No, it was the union movement accompanied by someone who does hold a seat in parliament. There is no doubt however that the person in charge was the union representative. He was there to tell the Premier what to do and he expected to be obeyed.
The Premier was about to fly out to India. He has now gone and he will be there for a week. He is not going as quietly as the union man must have hoped. The Premier claims he wants a transitional period - thus casting doubt on the ability of his anointed successor to do the job. It is a mess.
In a democracy the union movement, which represents around only 18-20% of workers in South Australia, would not have this sort of power. The numbers in the union movement would perhaps be even lower if it were not for the fact that there are still areas of employment where, although illegal to require it, the reality is that you do not get employed without a union ticket. Despite this the union movement still holds most of the power at ALP conferences. They have a great deal of say with respect to who gets pre-selected and what party policy is. Funds from union coffers are the life-blood of the ALP.

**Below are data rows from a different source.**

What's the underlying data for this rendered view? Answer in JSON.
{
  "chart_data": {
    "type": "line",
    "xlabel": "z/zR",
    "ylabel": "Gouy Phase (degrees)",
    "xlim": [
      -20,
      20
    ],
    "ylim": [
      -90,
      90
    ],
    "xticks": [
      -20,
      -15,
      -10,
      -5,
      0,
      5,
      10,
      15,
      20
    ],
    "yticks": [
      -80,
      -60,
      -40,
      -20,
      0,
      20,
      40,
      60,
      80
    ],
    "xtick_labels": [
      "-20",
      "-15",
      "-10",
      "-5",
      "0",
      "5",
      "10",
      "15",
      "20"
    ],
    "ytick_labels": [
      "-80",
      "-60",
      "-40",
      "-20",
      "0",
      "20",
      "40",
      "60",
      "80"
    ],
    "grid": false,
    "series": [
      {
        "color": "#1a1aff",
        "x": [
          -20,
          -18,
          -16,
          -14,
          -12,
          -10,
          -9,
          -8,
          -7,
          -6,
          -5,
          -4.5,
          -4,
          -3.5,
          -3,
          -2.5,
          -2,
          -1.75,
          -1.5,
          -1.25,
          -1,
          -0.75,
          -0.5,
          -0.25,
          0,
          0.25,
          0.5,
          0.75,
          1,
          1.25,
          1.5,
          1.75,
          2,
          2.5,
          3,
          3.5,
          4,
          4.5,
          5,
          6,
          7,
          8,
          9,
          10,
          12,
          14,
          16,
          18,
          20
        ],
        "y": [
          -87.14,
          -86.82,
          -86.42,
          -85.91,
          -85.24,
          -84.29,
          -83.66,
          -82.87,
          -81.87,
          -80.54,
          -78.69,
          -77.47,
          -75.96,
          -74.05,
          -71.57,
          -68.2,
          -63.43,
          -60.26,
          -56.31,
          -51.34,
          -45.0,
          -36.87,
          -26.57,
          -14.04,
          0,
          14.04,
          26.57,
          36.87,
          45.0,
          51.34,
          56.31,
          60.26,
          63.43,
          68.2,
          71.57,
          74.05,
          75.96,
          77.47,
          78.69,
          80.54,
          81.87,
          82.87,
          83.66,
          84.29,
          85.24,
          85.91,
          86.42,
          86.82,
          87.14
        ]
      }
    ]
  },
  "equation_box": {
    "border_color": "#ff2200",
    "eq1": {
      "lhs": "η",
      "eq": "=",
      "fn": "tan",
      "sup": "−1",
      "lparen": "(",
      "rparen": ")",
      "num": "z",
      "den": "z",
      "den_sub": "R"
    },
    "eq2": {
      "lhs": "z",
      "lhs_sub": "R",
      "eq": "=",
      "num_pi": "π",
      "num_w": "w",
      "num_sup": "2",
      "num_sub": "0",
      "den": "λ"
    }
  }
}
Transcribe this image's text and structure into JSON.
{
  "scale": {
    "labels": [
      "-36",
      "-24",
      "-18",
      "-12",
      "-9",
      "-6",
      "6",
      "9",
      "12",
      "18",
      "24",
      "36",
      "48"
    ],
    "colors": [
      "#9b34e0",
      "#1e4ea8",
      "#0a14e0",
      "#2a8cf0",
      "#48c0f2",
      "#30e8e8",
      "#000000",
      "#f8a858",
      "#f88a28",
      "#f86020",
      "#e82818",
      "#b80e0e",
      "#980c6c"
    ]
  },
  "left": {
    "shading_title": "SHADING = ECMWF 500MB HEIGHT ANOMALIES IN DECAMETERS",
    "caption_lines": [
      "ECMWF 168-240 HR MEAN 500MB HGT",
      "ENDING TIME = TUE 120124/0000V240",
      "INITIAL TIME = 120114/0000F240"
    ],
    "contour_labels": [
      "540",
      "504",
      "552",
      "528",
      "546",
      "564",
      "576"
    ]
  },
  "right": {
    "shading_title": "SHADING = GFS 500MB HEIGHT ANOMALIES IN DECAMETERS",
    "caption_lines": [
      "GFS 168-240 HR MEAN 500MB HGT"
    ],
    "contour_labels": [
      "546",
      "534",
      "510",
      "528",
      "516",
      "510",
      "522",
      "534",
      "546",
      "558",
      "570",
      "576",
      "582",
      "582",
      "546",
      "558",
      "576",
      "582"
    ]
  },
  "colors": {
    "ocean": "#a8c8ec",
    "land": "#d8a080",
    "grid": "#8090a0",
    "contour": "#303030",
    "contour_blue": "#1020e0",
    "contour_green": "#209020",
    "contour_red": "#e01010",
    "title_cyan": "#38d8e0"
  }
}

Two things need to happen. The first thing is we need to have an election in order to decide who is going to run the state. That is not going to happen because we have a "fixed" four year term and the government, elected by a minority of voters, is not going to recall parliament and revise the legislation in order to allow an election.
The second thing is the ALP needs to cut the union umbilical corn. That is not going to happen either.
In the meantime South Australia will be run by the union movement.